Two-dimensional protein patterns from whole mouse embryos with different trisomies (Ts) (Ts1, -12, -14, -19) and from different organs (normal or malformed) and developmental stages of Ts12 embryos were analyzed by comparison with control patterns. Quantitatively altered proteins were found, and a portion of these (21/approximately equal to 1,000, average) was attributable to the Ts conditions. Most of these variants were found always (regularly) in Ts embryos. They could be divided into two groups: group I shows characteristics (chromosome specific, density increased by a factor close to 1.5 +/- 0.12) compatible with proteins directly affected by the Ts; and group II (chromosome nonspecific, density decreased, seldom increased) results most likely from indirect effects. The incidence of group II variants (about 13/approximately equal to 1,000, average) was considerably greater than that of the group I variants (about 3/approximately equal to 1,000). The frequency of both types of variants, however, was far lower than was expected by a rough estimation. Apparently, a relatively small number of changes, rather than a complex, escalating effect, was induced at the protein level by the Ts.
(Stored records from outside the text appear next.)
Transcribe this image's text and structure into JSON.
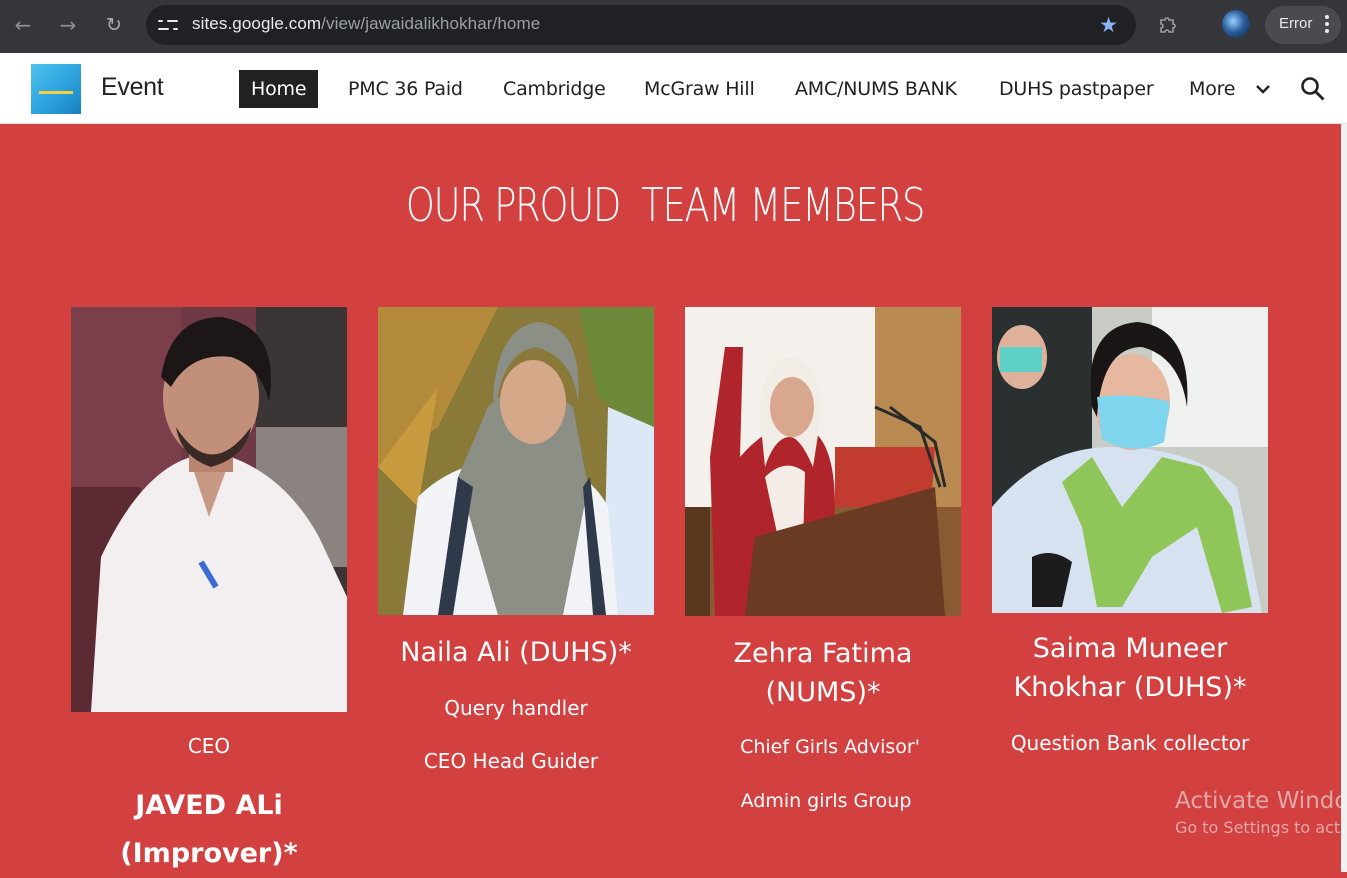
{
  "browser": {
    "url_host": "sites.google.com",
    "url_path": "/view/jawaidalikhokhar/home",
    "profile_status": "Error"
  },
  "site": {
    "title": "Event",
    "nav": [
      {
        "label": "Home",
        "active": true
      },
      {
        "label": "PMC 36 Paid"
      },
      {
        "label": "Cambridge"
      },
      {
        "label": "McGraw Hill"
      },
      {
        "label": "AMC/NUMS BANK"
      },
      {
        "label": "DUHS pastpaper"
      },
      {
        "label": "More"
      }
    ]
  },
  "section": {
    "title": "OUR PROUD  TEAM MEMBERS"
  },
  "members": [
    {
      "role_line1": "CEO",
      "name_line1": "JAVED ALi",
      "name_line2": "(Improver)*"
    },
    {
      "name": "Naila Ali (DUHS)*",
      "role_line1": "Query handler",
      "role_line2": "CEO Head Guider"
    },
    {
      "name_line1": "Zehra Fatima",
      "name_line2": "(NUMS)*",
      "role_line1": "Chief Girls Advisor'",
      "role_line2": "Admin girls Group"
    },
    {
      "name_line1": "Saima Muneer",
      "name_line2": "Khokhar (DUHS)*",
      "role_line1": "Question Bank collector"
    }
  ],
  "watermark": {
    "line1": "Activate Windo",
    "line2": "Go to Settings to acti"
  }
}
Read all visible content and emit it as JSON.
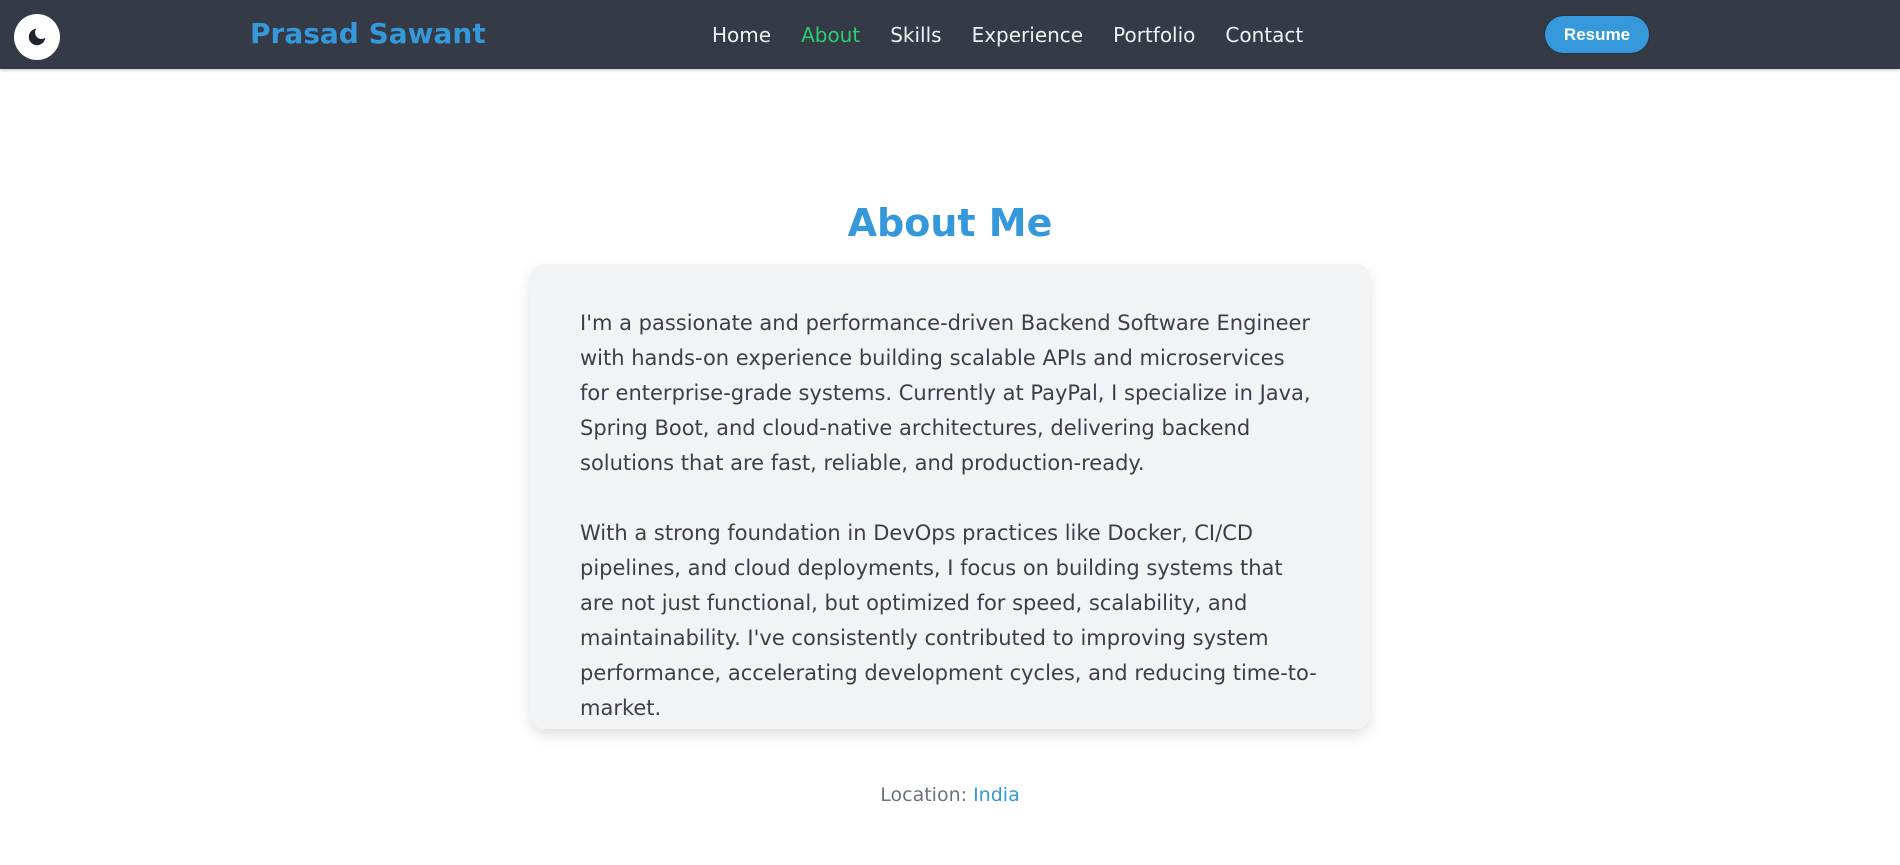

Some observations suggest that this is due to a stable regulation of protein concentrations. The proportion in which quantitative changes of different types occurred in the protein patterns did not correlate with the degree of developmental impairments (malformation, retardation, early death) of the embryos. The generalized occurrence of protein changes on the cellular level might explain the restricted viability of Ts mouse embryos.